In late February, the drug MDMA – more commonly known as ecstasy – was legalised for medical use in Australia, the first country on earth to do so. From July, approved psychiatrists in Australia will be able to prescribe MDMA to patients suffering from Post-Traumatic Stress Disorder (PTSD).



MDMA in the from of ecstasy pills: the most common way MDMA is sold and taken illegally (Photo: Flickr/Me)



Dr. Ben Sessa, a leading psychedelic researcher in the UK affiliated with Imperial College London, described the move as “a major step forward in the global psychedelic healthcare industry”.

The decision comes after decades of clinical trials and lobbying from various scientific institutions, with the Multidisciplinary Association for Psychedelic Studies (MAPS) being at the forefront of this research.

In 2021, MAPS completed its first phase three clinical trial (a trial involving a large pool of test subjects), and the results were very encouraging.
The study found that 87% of people treated with MDMA had significant improvement in their PTSD, while 67% “no longer qualified for a PTSD diagnosis”. These results are groundbreaking and extremely promising for people who suffer from PTSD.


MDMA clinical treatment involves multiple sessions of counselling paired with a dose of MDMA (Photo: pexels/Alex Green)
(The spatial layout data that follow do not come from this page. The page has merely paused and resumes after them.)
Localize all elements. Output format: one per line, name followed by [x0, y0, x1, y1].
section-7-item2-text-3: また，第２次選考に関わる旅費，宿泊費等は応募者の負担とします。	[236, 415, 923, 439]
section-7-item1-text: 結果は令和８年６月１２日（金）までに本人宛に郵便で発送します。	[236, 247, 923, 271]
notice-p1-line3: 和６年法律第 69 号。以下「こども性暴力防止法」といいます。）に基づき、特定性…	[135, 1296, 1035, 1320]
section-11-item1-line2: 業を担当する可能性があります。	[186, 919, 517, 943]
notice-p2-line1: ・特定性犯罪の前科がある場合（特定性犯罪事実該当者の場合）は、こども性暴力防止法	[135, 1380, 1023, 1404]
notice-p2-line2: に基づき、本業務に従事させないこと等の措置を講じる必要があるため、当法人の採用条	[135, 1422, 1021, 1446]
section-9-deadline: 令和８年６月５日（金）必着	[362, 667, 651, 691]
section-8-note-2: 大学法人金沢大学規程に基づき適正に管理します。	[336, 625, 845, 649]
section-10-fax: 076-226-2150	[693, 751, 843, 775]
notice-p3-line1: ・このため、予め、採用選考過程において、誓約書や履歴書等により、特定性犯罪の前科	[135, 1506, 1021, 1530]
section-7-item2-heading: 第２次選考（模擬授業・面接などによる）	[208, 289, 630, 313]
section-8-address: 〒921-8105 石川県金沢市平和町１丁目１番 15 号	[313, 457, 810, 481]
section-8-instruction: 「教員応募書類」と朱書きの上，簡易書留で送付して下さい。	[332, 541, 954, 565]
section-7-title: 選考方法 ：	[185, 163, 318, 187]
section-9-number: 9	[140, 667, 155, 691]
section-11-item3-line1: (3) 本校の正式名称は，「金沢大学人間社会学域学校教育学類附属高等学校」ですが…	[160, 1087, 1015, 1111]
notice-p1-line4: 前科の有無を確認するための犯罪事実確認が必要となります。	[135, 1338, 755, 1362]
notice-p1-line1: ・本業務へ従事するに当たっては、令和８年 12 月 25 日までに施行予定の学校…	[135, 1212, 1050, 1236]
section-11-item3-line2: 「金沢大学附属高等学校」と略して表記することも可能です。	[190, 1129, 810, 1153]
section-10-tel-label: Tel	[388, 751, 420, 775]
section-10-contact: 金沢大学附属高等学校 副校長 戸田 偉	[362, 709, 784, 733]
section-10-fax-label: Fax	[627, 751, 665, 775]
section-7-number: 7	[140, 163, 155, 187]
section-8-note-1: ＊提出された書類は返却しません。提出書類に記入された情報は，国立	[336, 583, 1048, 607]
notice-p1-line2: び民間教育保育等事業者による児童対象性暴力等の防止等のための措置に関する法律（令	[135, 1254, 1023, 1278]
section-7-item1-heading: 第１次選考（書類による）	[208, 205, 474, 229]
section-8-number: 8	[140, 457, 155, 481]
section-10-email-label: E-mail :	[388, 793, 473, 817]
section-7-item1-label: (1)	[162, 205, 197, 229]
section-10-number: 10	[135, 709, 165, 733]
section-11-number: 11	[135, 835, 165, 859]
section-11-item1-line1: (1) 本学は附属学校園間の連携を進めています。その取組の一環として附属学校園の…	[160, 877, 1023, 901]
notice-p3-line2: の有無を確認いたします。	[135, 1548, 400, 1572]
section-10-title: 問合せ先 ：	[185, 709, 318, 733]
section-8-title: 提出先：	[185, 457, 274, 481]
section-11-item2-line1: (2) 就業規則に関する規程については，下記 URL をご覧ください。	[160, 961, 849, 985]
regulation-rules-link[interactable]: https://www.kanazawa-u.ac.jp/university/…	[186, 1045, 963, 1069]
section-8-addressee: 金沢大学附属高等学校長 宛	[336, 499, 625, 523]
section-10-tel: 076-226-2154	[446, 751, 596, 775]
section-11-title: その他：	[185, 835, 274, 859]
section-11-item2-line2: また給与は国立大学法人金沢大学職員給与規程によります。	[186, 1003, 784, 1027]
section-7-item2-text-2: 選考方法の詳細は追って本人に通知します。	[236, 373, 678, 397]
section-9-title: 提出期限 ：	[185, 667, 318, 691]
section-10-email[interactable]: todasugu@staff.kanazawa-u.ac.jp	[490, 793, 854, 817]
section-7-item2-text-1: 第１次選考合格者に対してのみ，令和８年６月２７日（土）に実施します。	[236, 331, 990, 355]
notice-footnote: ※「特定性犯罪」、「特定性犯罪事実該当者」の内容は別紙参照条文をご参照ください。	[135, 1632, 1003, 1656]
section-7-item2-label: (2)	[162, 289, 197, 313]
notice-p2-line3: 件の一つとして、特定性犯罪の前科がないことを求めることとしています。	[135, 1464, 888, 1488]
In light of Australia’s legalisation, prominent British medical experts such as David Nutt (a neuropsychopharmacologist at Imperial College London) have called on the UK government to do the same, claiming there is “no reason” not to at this stage.

Dr. Ben Sessa explained that MAPS is “leading the way in getting MDMA approved and licenced by the FDA” - the US regulatory agency - with the hope that it will simultaneously get an EMA/MHRA licence, which would allow for UK use. According to MAPS' projections, MDMA will be legally available somewhere in the latter half of 2024.

However, this is not guaranteed and will depend on the drug getting FDA approval and then the UK following suit. Whether or not this new treatment is introduced and expanded in the UK will come down to whether UK politicians choose to follow the ever-growing clinical evidence or stick with the anti-drug political dogma.